Il y a répondit d’un ton plein de regret le lieutenant chargé de commander le feu, que la Commune vient de décréter qu’elle aussi fusillerait les prisonniers si nous continuions à fusiller les vôtres et que le gouvernement interdit maintenant les exécutions sommaires.

C’est ainsi que trente fédérés furent en même temps que celui-là rendus à la vie, mais non à la liberté, car on les envoya sur les pontons d’où mon camarade de geôle partit en même temps que moi pour la Nouvelle-Calédonie.

Les exécutions sommaires reprirent après le triomphe de Versailles, les soldats eurent comme des bouchers, les bras rouges de sang : le gouvernement n’avait plus rien à craindre.

On verra combien, du côté de la Commune, le nombre des exécutions fut infime devant les 35 000 officiellement avoués, qui sont plutôt 100 000 de plus.

[…] La vengeance des déshérités ! Elle est plus grande que la terre elle-même.

Les légendes les plus folles coururent sur les “pétroleuses” ; il n’y a pas eu de pétroleuses ; les femmes se battirent comme des lionnes, mais je ne vis que moi criant le feu ! le feu devant ces monstres !

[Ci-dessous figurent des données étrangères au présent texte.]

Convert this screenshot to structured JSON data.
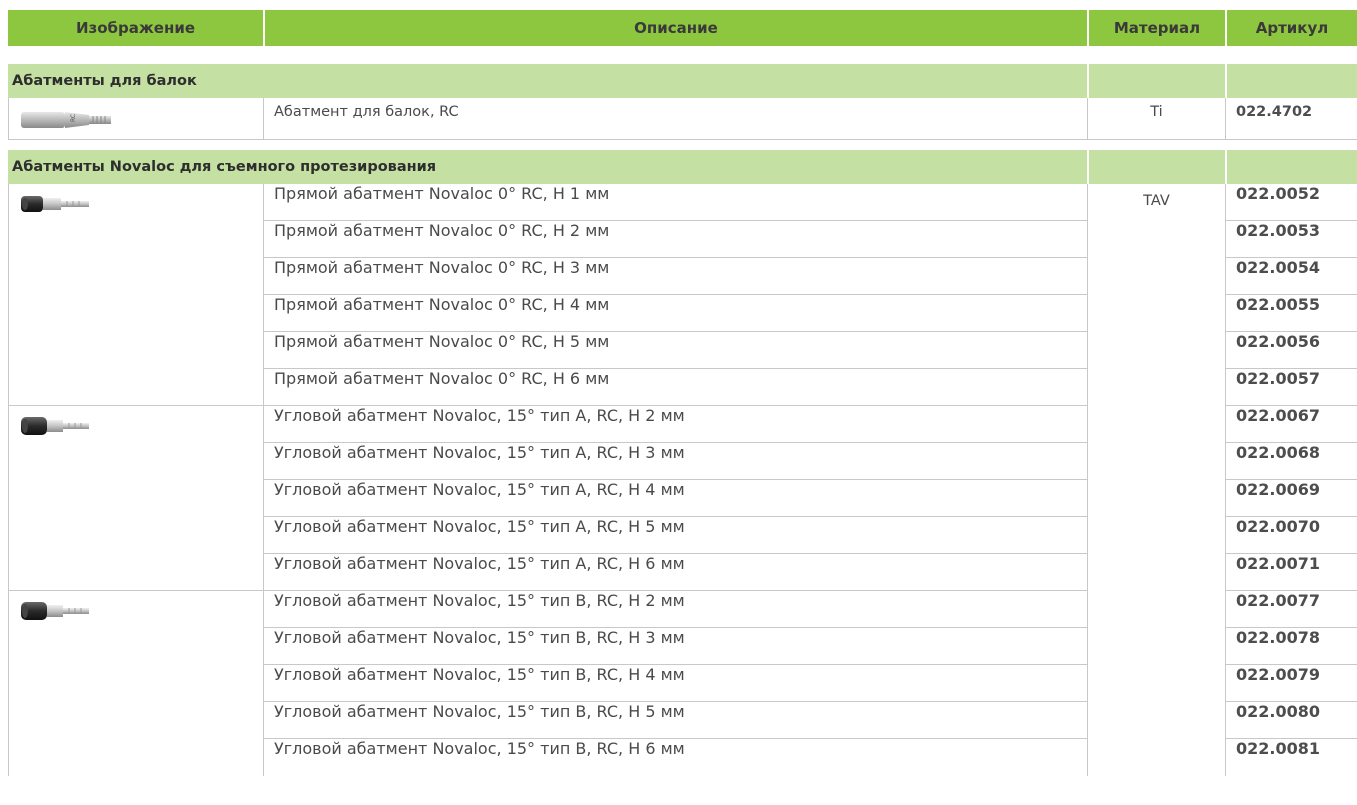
{
  "header": {
    "image": "Изображение",
    "description": "Описание",
    "material": "Материал",
    "article": "Артикул"
  },
  "sections": [
    {
      "title": "Абатменты для балок",
      "rows": [
        {
          "description": "Абатмент для балок, RC",
          "material": "Ti",
          "article": "022.4702",
          "image": "bar-abutment-icon",
          "image_label": "RC"
        }
      ]
    },
    {
      "title": "Абатменты Novaloc для съемного протезирования",
      "material": "TAV",
      "rows": [
        {
          "description": "Прямой абатмент Novaloc 0° RC, H 1 мм",
          "article": "022.0052"
        },
        {
          "description": "Прямой абатмент Novaloc 0° RC, H 2 мм",
          "article": "022.0053"
        },
        {
          "description": "Прямой абатмент Novaloc 0° RC, H 3 мм",
          "article": "022.0054"
        },
        {
          "description": "Прямой абатмент Novaloc 0° RC, H 4 мм",
          "article": "022.0055"
        },
        {
          "description": "Прямой абатмент Novaloc 0° RC, H 5 мм",
          "article": "022.0056"
        },
        {
          "description": "Прямой абатмент Novaloc 0° RC, H 6 мм",
          "article": "022.0057"
        },
        {
          "description": "Угловой абатмент Novaloc, 15° тип A, RC, H 2 мм",
          "article": "022.0067"
        },
        {
          "description": "Угловой абатмент Novaloc, 15° тип A, RC, H 3 мм",
          "article": "022.0068"
        },
        {
          "description": "Угловой абатмент Novaloc, 15° тип A, RC, H 4 мм",
          "article": "022.0069"
        },
        {
          "description": "Угловой абатмент Novaloc, 15° тип A, RC, H 5 мм",
          "article": "022.0070"
        },
        {
          "description": "Угловой абатмент Novaloc, 15° тип A, RC, H 6 мм",
          "article": "022.0071"
        },
        {
          "description": "Угловой абатмент Novaloc, 15° тип B, RC, H 2 мм",
          "article": "022.0077"
        },
        {
          "description": "Угловой абатмент Novaloc, 15° тип B, RC, H 3 мм",
          "article": "022.0078"
        },
        {
          "description": "Угловой абатмент Novaloc, 15° тип B, RC, H 4 мм",
          "article": "022.0079"
        },
        {
          "description": "Угловой абатмент Novaloc, 15° тип B, RC, H 5 мм",
          "article": "022.0080"
        },
        {
          "description": "Угловой абатмент Novaloc, 15° тип B, RC, H 6 мм",
          "article": "022.0081"
        }
      ],
      "images": [
        "novaloc-straight-abutment-icon",
        "novaloc-angled-type-a-abutment-icon",
        "novaloc-angled-type-b-abutment-icon"
      ]
    }
  ],
  "colors": {
    "header_green": "#8dc63f",
    "section_green": "#c5e0a3",
    "border": "#c8c8c8"
  }
}
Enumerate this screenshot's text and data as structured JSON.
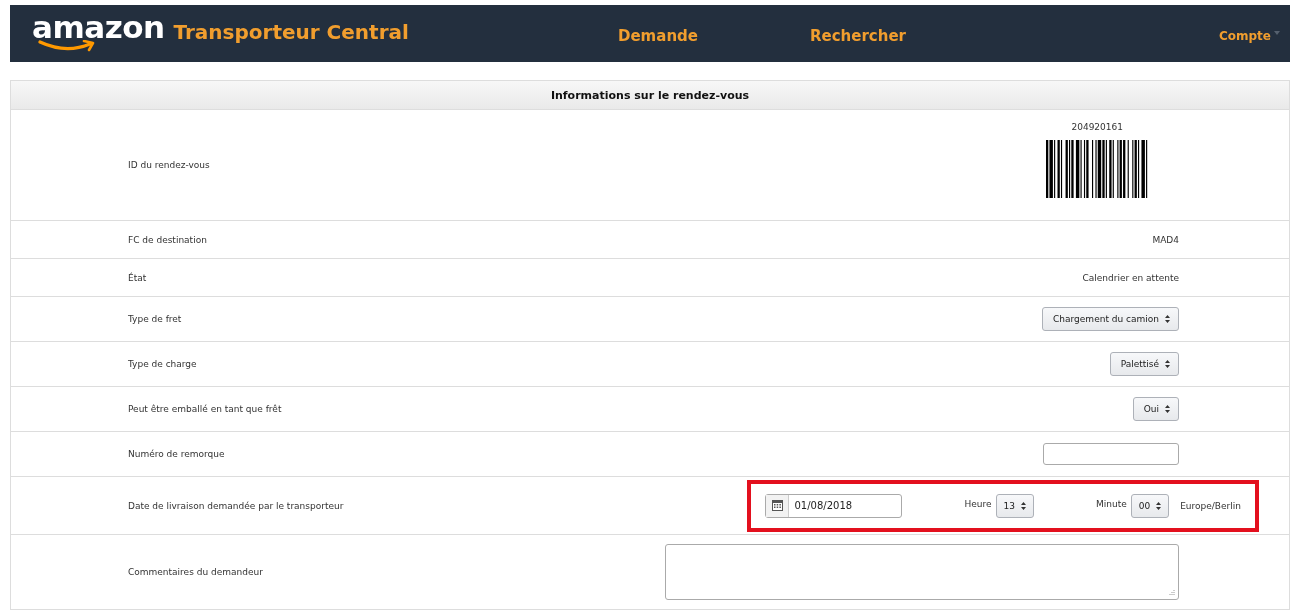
{
  "header": {
    "logo": "amazon",
    "product": "Transporteur Central",
    "nav": [
      {
        "label": "Demande",
        "dropdown": false
      },
      {
        "label": "Rechercher",
        "dropdown": false
      },
      {
        "label": "Compte",
        "dropdown": true
      }
    ]
  },
  "panel": {
    "title": "Informations sur le rendez-vous",
    "rows": [
      {
        "kind": "barcode",
        "label": "ID du rendez-vous",
        "value": "204920161"
      },
      {
        "kind": "text",
        "label": "FC de destination",
        "value": "MAD4"
      },
      {
        "kind": "text",
        "label": "État",
        "value": "Calendrier en attente"
      },
      {
        "kind": "select",
        "label": "Type de fret",
        "value": "Chargement du camion"
      },
      {
        "kind": "select",
        "label": "Type de charge",
        "value": "Palettisé"
      },
      {
        "kind": "select",
        "label": "Peut être emballé en tant que frêt",
        "value": "Oui"
      },
      {
        "kind": "input",
        "label": "Numéro de remorque"
      },
      {
        "kind": "datetime",
        "label": "Date de livraison demandée par le transporteur",
        "date": "01/08/2018",
        "hour_label": "Heure",
        "hour": "13",
        "minute_label": "Minute",
        "minute": "00",
        "timezone": "Europe/Berlin",
        "highlighted": true
      },
      {
        "kind": "textarea",
        "label": "Commentaires du demandeur"
      }
    ]
  }
}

Non pas des combattantes mais de malheureuses mères de famille, qui dans les quartiers envahis se croyaient protégées par quelques ustensiles, faisant voir qu’elles allaient chercher de la nourriture pour leurs petits (une boîte au lait par exemple), elles étaient regardées comme “incendiaires”, porteuses de pétrole et collées au mur ! Ils les attendirent longtemps leurs petits !…

Quelques enfants, sur les bras des mères, étaient fusillés avec elles, les trottoirs étaient bordés de cadavres.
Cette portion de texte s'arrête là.